ARM Emulation on ARM
The emulator interface will be the same as the emulator on the emulator that generates x86 code, but takes a different approach to code generation due to the similarity of emulated and host processors.
Basically, code generated by the emulator is isolated from the Linux code by a code fragment that stores and replaces Linux register values with the emulator's register values on entry and does the opposite on exit. Most instructions can then simply be copied verbatim from the emulated code to the generated code. Since the emulator generated code needs some workspace to deal with, four registers have been reserved and instructions that use the reserved registers will be modified and supplemented with code to load and/or store the stored register's values into reserved registers.
For example:
ADD r1, r4, #17
Would be copied, but
ADD r8, r9, r10 LSL#2
needs to be replaced with something like
LDR r8, [r11, #40] ; Load arm_emulator_regs[10] into r8 LDR r9, [r11, #36] ; Load arm_emulator_regs[9] into r9 ADD r8, r9, r8 LSL#2 ; The original instruction with the register fields replaced STR r8, [r11, #32] ; Store r8 into arm_emulator_regs[8]
Use of r15, the program counter, will also be recognised by the emulator and code generated to emulate either the 26-bit or 32-bit PC, depending on the current mode.
The reserved registers chosen are r8-r11, since:
- They appear to be the least used registers in the RISC OS 4.02 ROM
- They are in a block of four, aligned on a four register boundary, which allows instructions using them to be identified by checking the top two bits of the register number (0b10xx)
- Four is the smallest number of registers that this can work with, considering instructions like ADD r11, r10, r9, LSL r8 need three registers to hold the "input" values (we can re-use one of them as the destination register) and one more register (r11) to store a pointer to the emulator's registers in memory (plus the stored caller's registers and the emulator's PSR).
For example:
ADDEQ r8, #1
Can't simply do this:
LDREQ r8, [r11, #32] ADDEQS r8, #1 STREQ r8, [r11, #32]
because the final instruction will execute on the conditions set by the preceeding instruction.
So, in cases where the instruction condition is not AL, and a reserved register may be modified by the instruction, the generated code will have to be more like this:
ADDNE pc, pc, #offset LDR r8, [r11, #32] ADDS r8, #1 STR r8, [r11, #32]
I'll have to experiment to see if it's more efficient to implement all conditional instructions with a opposite-condition hop over unconditional instructions or copying the emulated instruction's condition to each of the generated instructions. I suspect that the hop approach will be easier to implement and also faster at generating code, so that's what I'll try initially.

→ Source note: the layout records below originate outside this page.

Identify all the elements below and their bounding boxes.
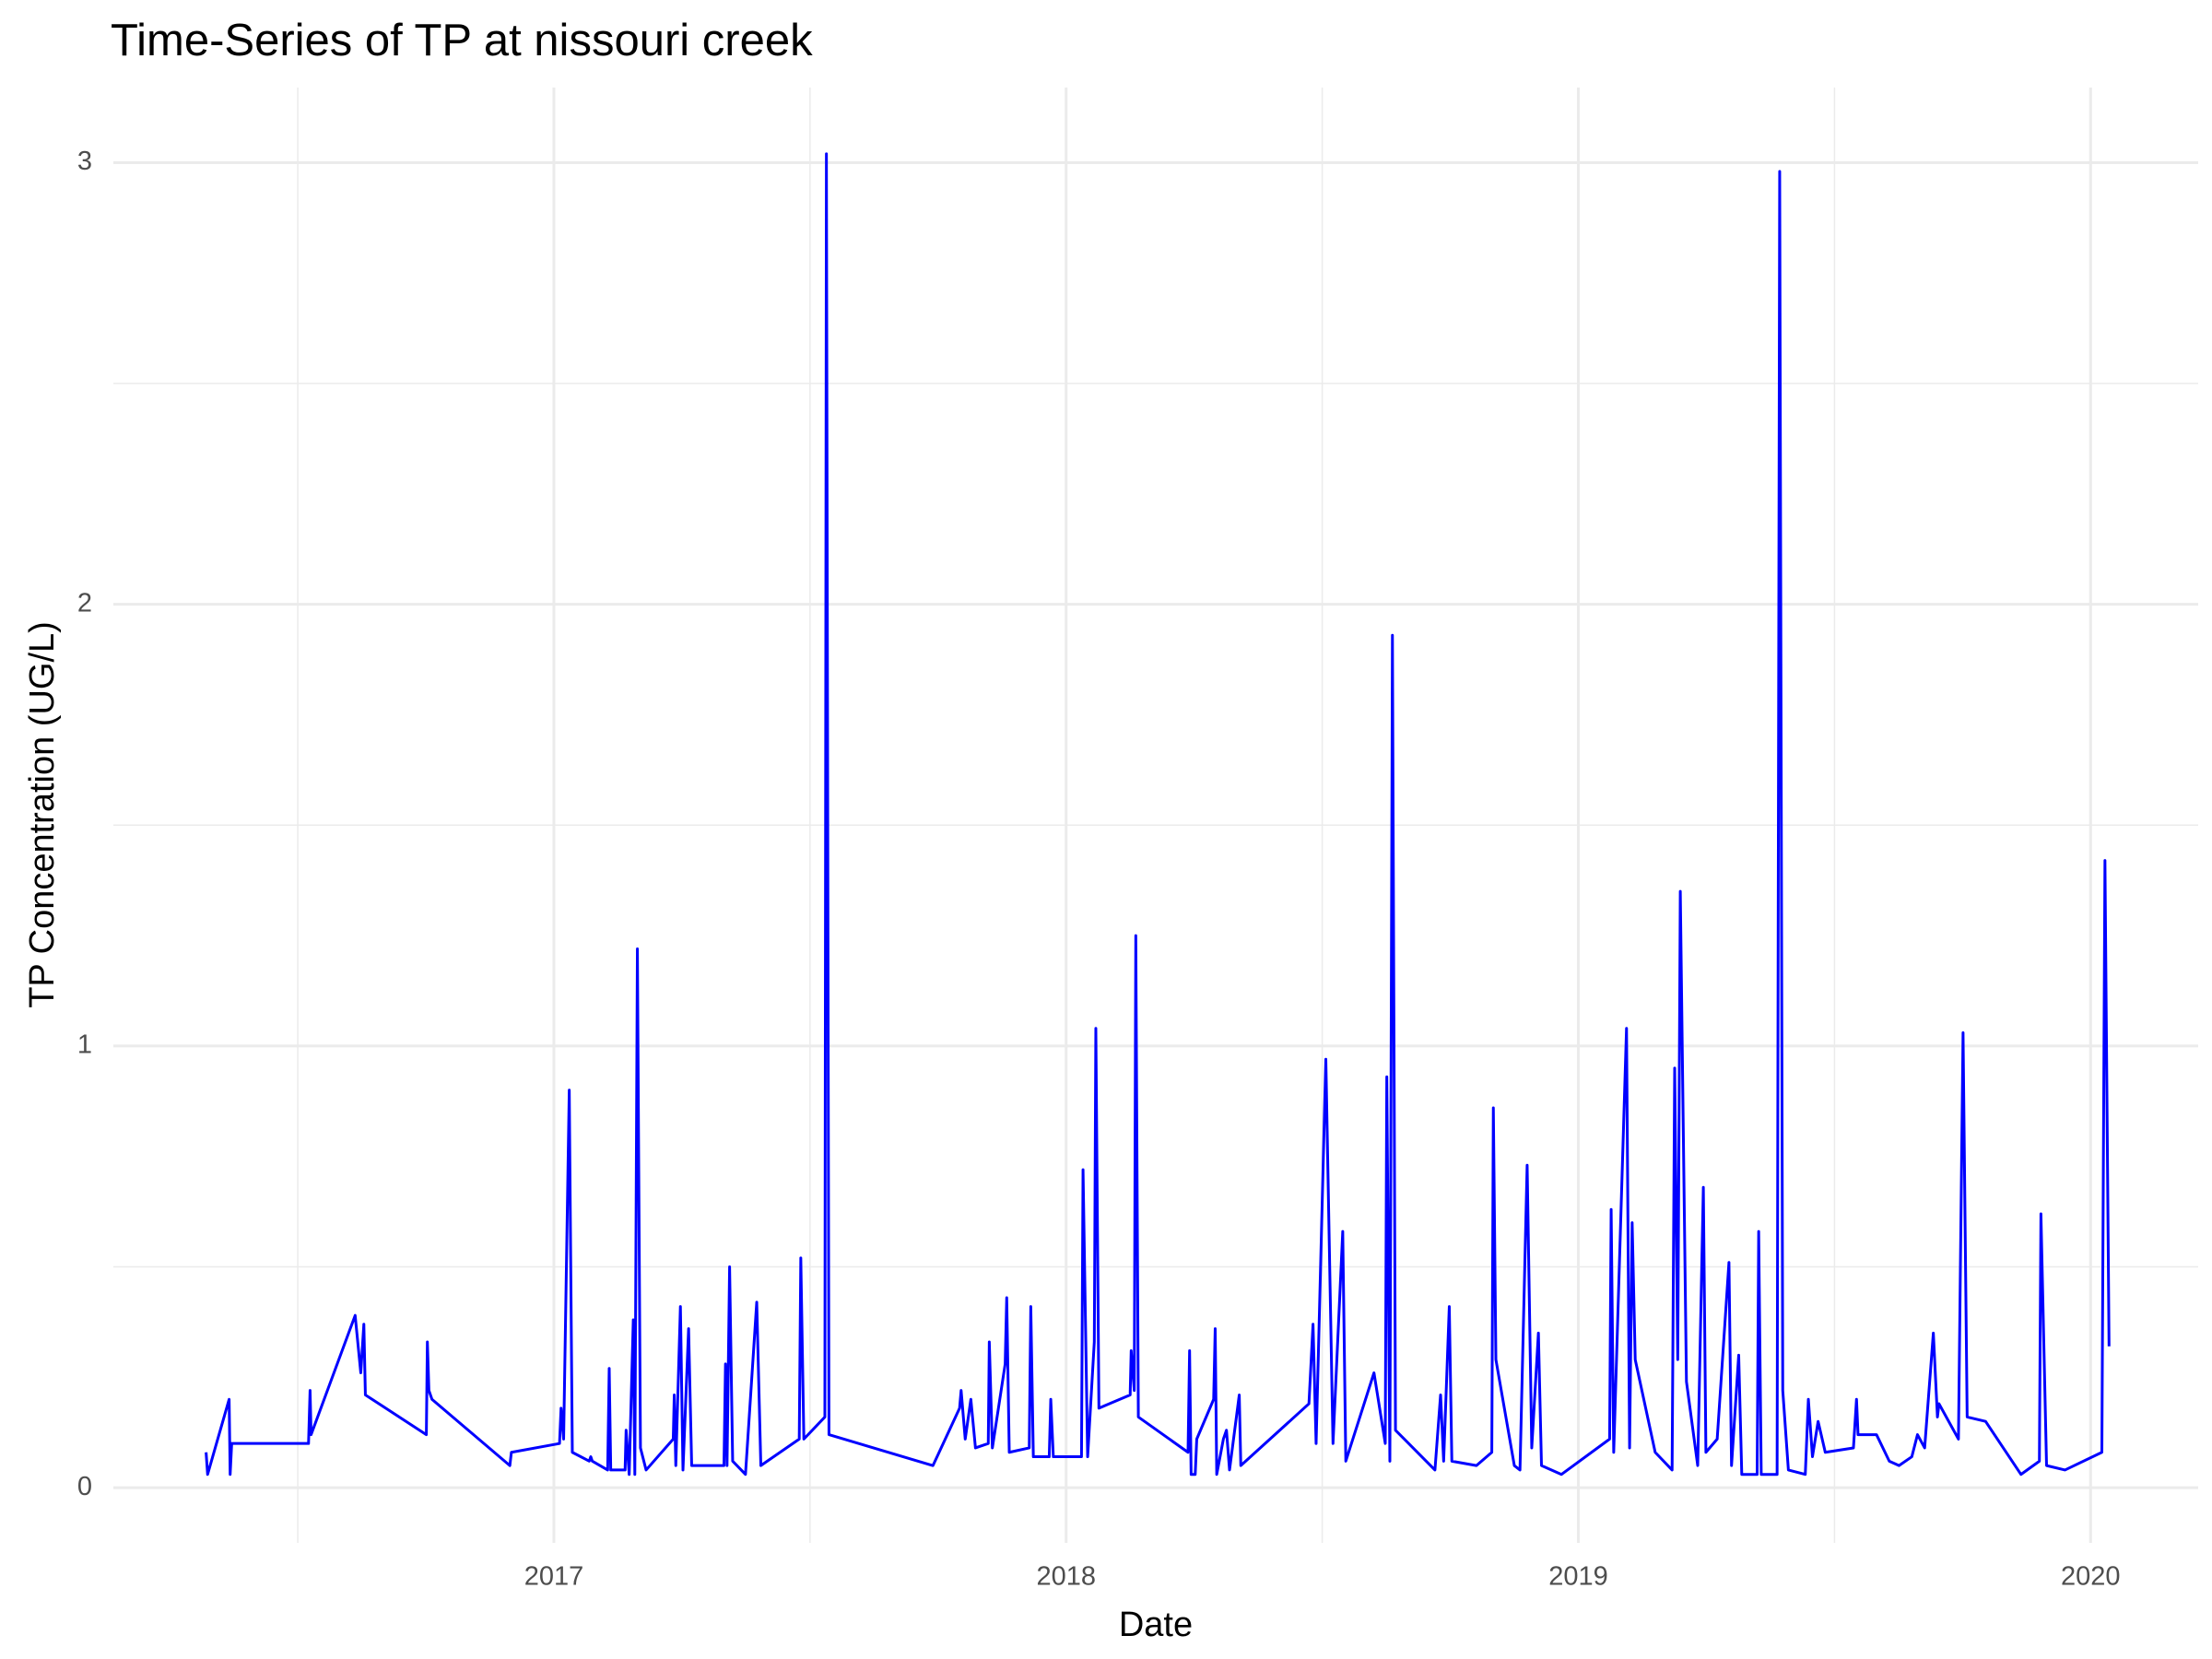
x-tick-label: 2020 bbox=[2061, 1562, 2121, 1592]
y-tick-label: 3 bbox=[77, 147, 92, 176]
x-axis-title: Date bbox=[1119, 1606, 1193, 1644]
x-tick-label: 2018 bbox=[1036, 1562, 1096, 1592]
data-line bbox=[205, 152, 2111, 1477]
y-axis-title: TP Concentration (UG/L) bbox=[23, 621, 62, 1008]
chart-title: Time-Series of TP at nissouri creek bbox=[111, 16, 813, 65]
y-tick-label: 0 bbox=[77, 1472, 92, 1501]
y-tick-label: 1 bbox=[77, 1030, 92, 1060]
y-tick-label: 2 bbox=[77, 588, 92, 618]
x-tick-label: 2017 bbox=[524, 1562, 584, 1592]
x-tick-label: 2019 bbox=[1548, 1562, 1608, 1592]
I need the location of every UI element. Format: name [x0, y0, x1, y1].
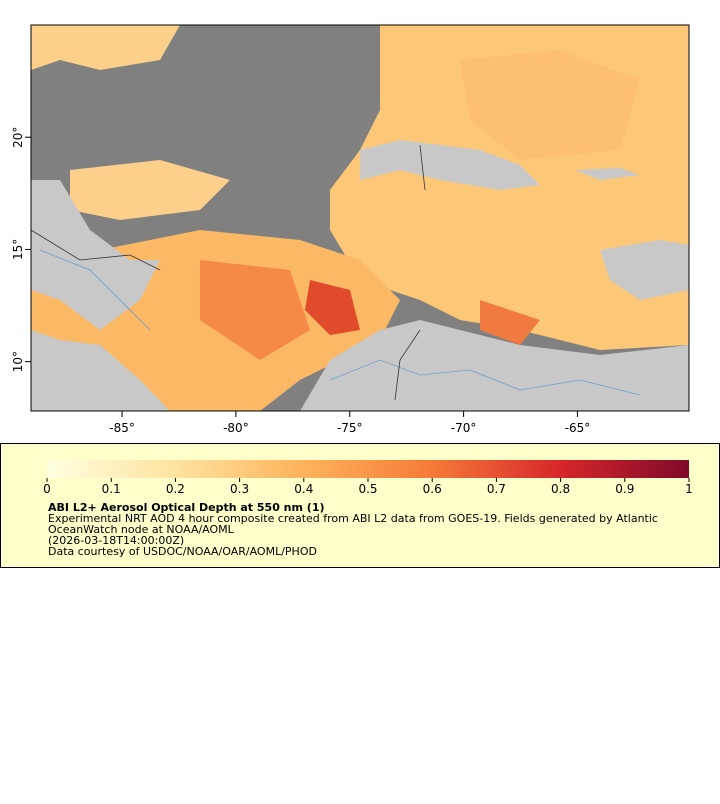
x-tick-label: -70°	[451, 421, 477, 435]
colorbar-tick-label: 0.9	[615, 482, 634, 496]
colorbar-tick-label: 0.3	[230, 482, 249, 496]
map-image	[31, 25, 689, 411]
legend-text: ABI L2+ Aerosol Optical Depth at 550 nm …	[48, 501, 658, 558]
y-tick-label: 10°	[11, 351, 25, 372]
map-frame	[30, 24, 690, 412]
description: OceanWatch node at NOAA/AOML	[48, 523, 235, 536]
y-tick-label: 15°	[11, 239, 25, 260]
colorbar	[47, 460, 689, 478]
legend-title: ABI L2+ Aerosol Optical Depth at 550 nm …	[48, 501, 325, 514]
colorbar-tick-label: 1	[685, 482, 693, 496]
colorbar-tick-label: 0.1	[102, 482, 121, 496]
x-tick-label: -75°	[337, 421, 363, 435]
colorbar-tick-label: 0.4	[294, 482, 313, 496]
colorbar-tick-label: 0.6	[423, 482, 442, 496]
colorbar-tick-label: 0	[43, 482, 51, 496]
colorbar-tick-label: 0.8	[551, 482, 570, 496]
x-tick-label: -80°	[223, 421, 249, 435]
description: Experimental NRT AOD 4 hour composite cr…	[48, 512, 658, 525]
description: Data courtesy of USDOC/NOAA/OAR/AOML/PHO…	[48, 545, 317, 558]
x-tick-label: -65°	[565, 421, 591, 435]
y-tick-label: 20°	[11, 127, 25, 148]
colorbar-tick-label: 0.7	[487, 482, 506, 496]
x-tick-label: -85°	[109, 421, 135, 435]
description: (2026-03-18T14:00:00Z)	[48, 534, 184, 547]
colorbar-tick-label: 0.5	[358, 482, 377, 496]
colorbar-tick-label: 0.2	[166, 482, 185, 496]
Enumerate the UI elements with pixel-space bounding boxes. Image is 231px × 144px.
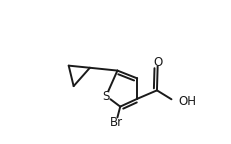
Text: O: O bbox=[152, 56, 162, 69]
Text: S: S bbox=[102, 90, 109, 103]
Text: OH: OH bbox=[178, 95, 196, 108]
Text: Br: Br bbox=[109, 116, 122, 129]
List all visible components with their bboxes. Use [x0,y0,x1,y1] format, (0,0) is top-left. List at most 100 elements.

Two details that have cropped up in the implementation so far are that:
- The generated code needs to be written to a writable, executable area of memory, so not a global variable but an anonymous mmap'd area (or possibly a global variable declared specially, perhaps in an assembler file?)
- The ARM instruction cache needs clearing after generating code. Linux provides a call: __clear_cache( void *begin, void *end ) - begin is inclusive, end is exclusive.